11 Replies to “The Childven Are Our Future”

  1. The obvious fix for this is for an enterprising young proto-James O’Keefe to simply change xir preferred pronouns randomly on a daily basis and threaten to sue any faculty or staff member that can’t keep up.
    Make the enemy live up to his own rules. We can Alinsky too.

  2. Maybe it’s time for me to become a hermit. The less I deal with people, the less chance I’d have of being sued for offending someone. Of course, there’s bound to be someone who will suffer great emotional trauma at my being solitary.
    Aesop had it right: you can’t please everyone.

  3. Too many pronouns: just combine the existing gender pronouns into one neutral that perfectly encapsulates modern sexual sensibilities: she + he + it.
    For instance – Reflexive: Sh*t thinks highly of sh*tself.

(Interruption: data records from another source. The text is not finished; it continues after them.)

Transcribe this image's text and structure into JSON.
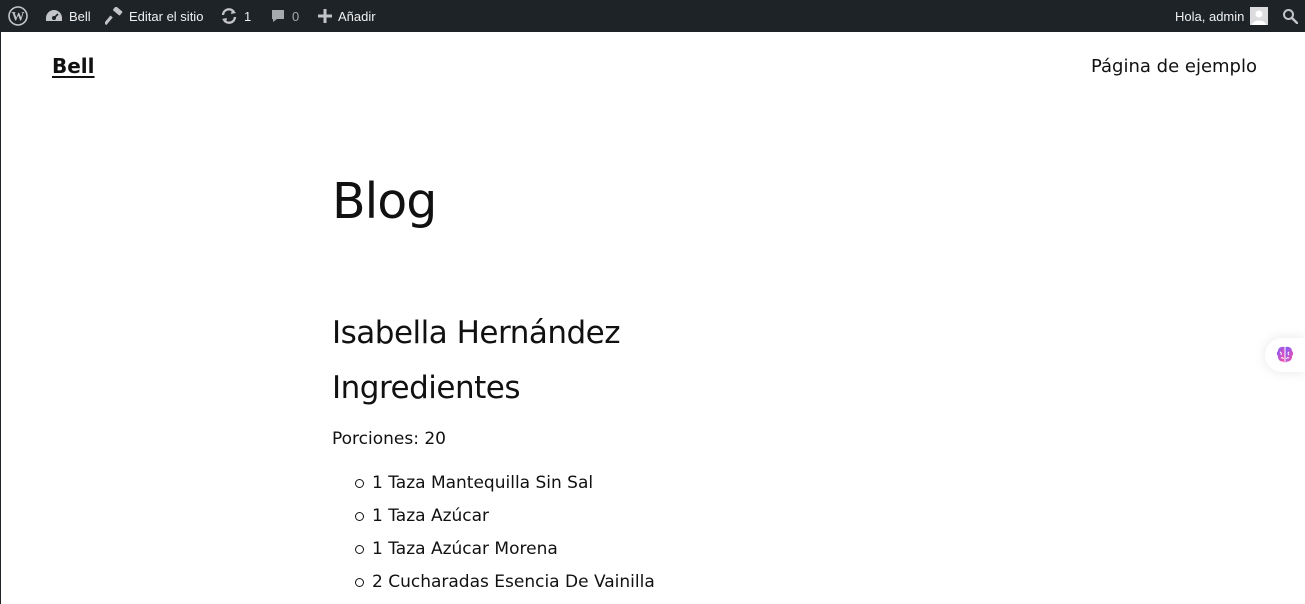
{
  "admin_bar": {
    "site_name": "Bell",
    "edit_site_label": "Editar el sitio",
    "updates_count": "1",
    "comments_count": "0",
    "new_label": "Añadir",
    "greeting": "Hola, admin",
    "icons": {
      "wordpress": "wordpress-logo-icon",
      "dashboard": "dashboard-gauge-icon",
      "edit": "hammer-edit-icon",
      "updates": "refresh-updates-icon",
      "comments": "comment-bubble-icon",
      "add": "plus-icon",
      "avatar": "user-avatar-icon",
      "search": "search-icon"
    }
  },
  "header": {
    "site_title": "Bell",
    "nav_items": [
      "Página de ejemplo"
    ]
  },
  "main": {
    "page_title": "Blog",
    "post_title": "Isabella Hernández",
    "section_heading": "Ingredientes",
    "servings": "Porciones: 20",
    "ingredients": [
      "1 Taza Mantequilla Sin Sal",
      "1 Taza Azúcar",
      "1 Taza Azúcar Morena",
      "2 Cucharadas Esencia De Vainilla"
    ]
  },
  "floating_widget": {
    "icon": "brain-icon"
  }
}
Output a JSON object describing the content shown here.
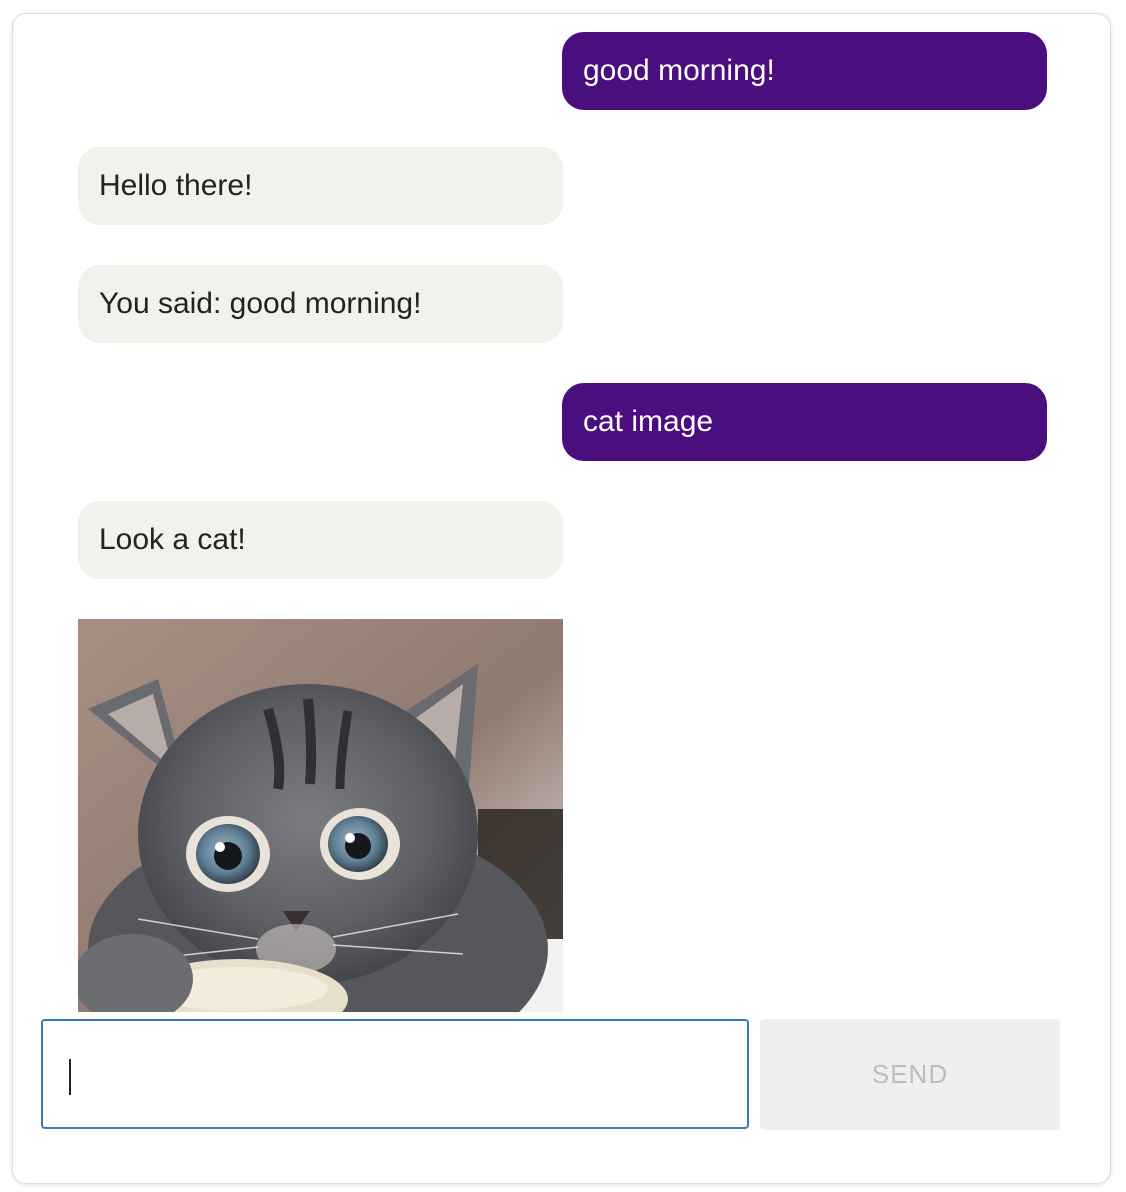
{
  "colors": {
    "user_bubble": "#4a0e7e",
    "bot_bubble": "#f2f1ec",
    "input_focus_border": "#3b78c8",
    "send_bg": "#efefef",
    "send_text": "#bdbdbd"
  },
  "messages": [
    {
      "role": "user",
      "text": "good morning!"
    },
    {
      "role": "bot",
      "text": "Hello there!"
    },
    {
      "role": "bot",
      "text": "You said: good morning!"
    },
    {
      "role": "user",
      "text": "cat image"
    },
    {
      "role": "bot",
      "text": "Look a cat!"
    },
    {
      "role": "bot",
      "type": "image",
      "icon": "kitten-photo"
    }
  ],
  "composer": {
    "value": "",
    "placeholder": "",
    "send_label": "SEND"
  }
}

  4. John. For people like this I prefer the universal “Hey f*ckwad”. Screw building more schools, we need more nut houses, and mach schnell!

  5. *
    a problem that will solve itself.
    just look a decade or two down the road when, say… ontario’s “new caliphate” is more firmly established and all these precious little multi-gendered snowflakes are hangin’ from lampposts down at mullah’s park.
    excuse me… gotta go inventory my beans and bullets.
    *

  6. I’ll just explain to them that I only speak English and they are completely at liberty to not speak with me if they want to use their made-up language.

  7. Unfortunately because they have no real job skills they become politicians and public servants as illustrated by the she-he-its encountered on a daily basis.